People tend to talk about inequality as if it’s just a moral disagreement. Some people see it as inherently unfair and oppressive. Others think it’s the price of incentives. What concerns Technocrats isn’t morality or property rights, It’s stability and the measurable effects of societal conditions. Extreme social inequality is not just economic or an ethical issue. It has profound psychological and political effects that lead to a destabilization of the entire society and a breakdown of social cohesion or even civil interpersonal relations with individual people.
When wealth and power concentrate too heavily, accountability becomes asymmetrical. Powerful actors evade consequences or brush them off while ordinary people face strict enforcement and have their lives destroyed by the state. This leads to anger and distrust with social and psychological effects for all classes. Research summarized in The Spirit Level shows that societies with higher income inequality tend to have higher rates of anxiety, depression, violence, and lower levels of generalized trust. What’s striking is that these effects aren’t confined to the poorest members of society. Inequality amplifies status anxiety across the entire hierarchy. When the distance between top and bottom stretches too far, everyone becomes more sensitive to comparison.

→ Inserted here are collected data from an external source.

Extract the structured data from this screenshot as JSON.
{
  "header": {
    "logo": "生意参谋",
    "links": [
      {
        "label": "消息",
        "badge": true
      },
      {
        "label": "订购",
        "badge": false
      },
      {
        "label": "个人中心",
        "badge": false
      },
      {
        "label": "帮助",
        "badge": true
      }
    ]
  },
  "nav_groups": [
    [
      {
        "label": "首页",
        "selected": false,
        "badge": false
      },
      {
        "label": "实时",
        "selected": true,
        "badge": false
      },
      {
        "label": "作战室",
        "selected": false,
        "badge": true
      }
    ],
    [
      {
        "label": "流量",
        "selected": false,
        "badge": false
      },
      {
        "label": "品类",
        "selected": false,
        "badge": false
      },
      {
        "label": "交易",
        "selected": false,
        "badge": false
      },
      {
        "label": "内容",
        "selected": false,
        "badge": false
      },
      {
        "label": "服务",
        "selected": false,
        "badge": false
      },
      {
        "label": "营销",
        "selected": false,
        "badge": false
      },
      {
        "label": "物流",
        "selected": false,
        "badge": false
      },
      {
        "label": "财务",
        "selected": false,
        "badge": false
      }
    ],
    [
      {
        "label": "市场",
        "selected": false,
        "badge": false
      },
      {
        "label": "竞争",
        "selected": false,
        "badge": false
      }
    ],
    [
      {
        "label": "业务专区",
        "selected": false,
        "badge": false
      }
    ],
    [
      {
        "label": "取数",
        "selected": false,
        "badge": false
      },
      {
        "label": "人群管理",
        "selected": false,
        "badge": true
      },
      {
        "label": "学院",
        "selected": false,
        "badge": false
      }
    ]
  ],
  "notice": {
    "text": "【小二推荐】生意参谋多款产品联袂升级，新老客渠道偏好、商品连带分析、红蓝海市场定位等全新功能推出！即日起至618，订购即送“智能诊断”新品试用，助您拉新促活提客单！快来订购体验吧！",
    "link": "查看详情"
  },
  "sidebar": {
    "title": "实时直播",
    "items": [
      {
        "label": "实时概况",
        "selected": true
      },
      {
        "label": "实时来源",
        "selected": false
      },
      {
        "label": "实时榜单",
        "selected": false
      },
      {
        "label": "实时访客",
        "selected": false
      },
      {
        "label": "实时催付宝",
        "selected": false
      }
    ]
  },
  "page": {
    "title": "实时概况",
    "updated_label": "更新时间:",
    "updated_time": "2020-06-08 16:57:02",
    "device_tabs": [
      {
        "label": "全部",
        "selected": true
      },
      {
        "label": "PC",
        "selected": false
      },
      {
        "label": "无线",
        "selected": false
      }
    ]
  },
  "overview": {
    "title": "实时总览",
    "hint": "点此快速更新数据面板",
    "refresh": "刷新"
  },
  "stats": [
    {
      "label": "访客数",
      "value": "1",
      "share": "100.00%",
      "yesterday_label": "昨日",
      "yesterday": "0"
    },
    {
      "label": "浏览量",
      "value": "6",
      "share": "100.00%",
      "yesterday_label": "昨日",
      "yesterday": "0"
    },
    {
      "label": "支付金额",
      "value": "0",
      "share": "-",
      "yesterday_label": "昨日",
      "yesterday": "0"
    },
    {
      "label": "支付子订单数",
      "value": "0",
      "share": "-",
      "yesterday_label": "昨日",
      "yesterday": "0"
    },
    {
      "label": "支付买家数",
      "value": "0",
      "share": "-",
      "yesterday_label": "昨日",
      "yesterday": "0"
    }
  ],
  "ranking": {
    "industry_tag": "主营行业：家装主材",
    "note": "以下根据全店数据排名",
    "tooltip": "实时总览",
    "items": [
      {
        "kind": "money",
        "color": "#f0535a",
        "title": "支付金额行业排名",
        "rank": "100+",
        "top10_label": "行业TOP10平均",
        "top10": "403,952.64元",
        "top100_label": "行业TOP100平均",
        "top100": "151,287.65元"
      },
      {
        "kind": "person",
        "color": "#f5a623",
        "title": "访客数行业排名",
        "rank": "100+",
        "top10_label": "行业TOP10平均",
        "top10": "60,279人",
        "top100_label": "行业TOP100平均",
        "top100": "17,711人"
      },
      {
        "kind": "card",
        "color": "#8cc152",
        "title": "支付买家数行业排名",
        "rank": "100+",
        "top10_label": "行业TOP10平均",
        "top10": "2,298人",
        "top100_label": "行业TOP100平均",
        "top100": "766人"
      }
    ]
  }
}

Everyone becomes more defensive about position. The behavior and even thought patterns of everyone involved is affected.
In highly unequal environments, social life becomes competitive in a way that feels existential. Your dignity feels conditional. Your security feels temporary. For people lower in the hierarchy, chronic comparison can turn into internalized shame or learned helplessness. For people higher up, it can produce entitlement and moral distance. Either way, empathy thins out. Trust erodes first between people, then between citizens and institutions. Robert Putnam’s work in Bowling Alone documents the long decline of social capital in the United States. Inequality isn’t the only cause, but it accelerates the process by weakening any sense of shared fate. When people believe the rules operate differently depending on your wealth, compliance stops being moral and starts being strategic. Compliance to laws becomes an afterthought and may even become optional depending on your social class or connections to people in power. This is obviously dangerous for society.
A complex society depends on legitimacy. It depends on the belief that institutions, even when imperfect, are constrained and broadly impartial. Once that belief collapses, the psychological response isn’t always revolution. It’s withdrawal. Cynicism. Polarization. People retreat into hardened identities based on religious, political, and ideological alignments because those identities restore dignity when the broader system feels rigged. When the surrounding structure feels unstable or corrupt, total identification with a belief system feels stabilizing. It gives coherence. But at scale, that kind of identity fusion fractures civic unity. People stop being citizens of the technate because the society is segregated by class and stratified. People identify with whatever identity they have whether it’s White, Black, Christian, Pagan, Communist or even Fascist. The national identity tends to only remain palatable to people that retain trust and faith in the system, while those less privileged in the social hierarchy lose any incentive to accept the moral authority, culture, ideas, or even laws of the society. Even being arrested or legally punished by a regime seemingly becomes an issue of social class and enforced poverty as opposed to morality or even illegality. The social contract becomes a paid subscription service with different tiers for those who can afford them.
As polarization rises, epistemic trust declines. Expertise is reinterpreted as manipulation. Data becomes propaganda. Governance becomes reactive instead of strategic. Extreme inequality creates a feedback loop. High disparity increases status anxiety and distrust. Distrust weakens institutional legitimacy. Weak legitimacy fuels polarization. Polarization impairs long-term planning and rational policymaking. That impairment further insulates elites and deepens the perception of impunity. Experts and science no longer seem unbiased and appear to be tools of the elite to justify decisions made in their own self-interest. The gap of education also creates an impression among society that only those with relative privilege are able to achieve the education required to become experts, which causes an innate distrust based on perceived class.
The United States is not collapsing into tribal violence, at least not yet. It remains wealthy and technologically advanced. But wealth concentration has risen dramatically in recent decades, and public trust in institutions has declined. Inequality is not the only reason for this, but Technocrats need public trust and transparency in order to have a population that accepts and complies with scientific government.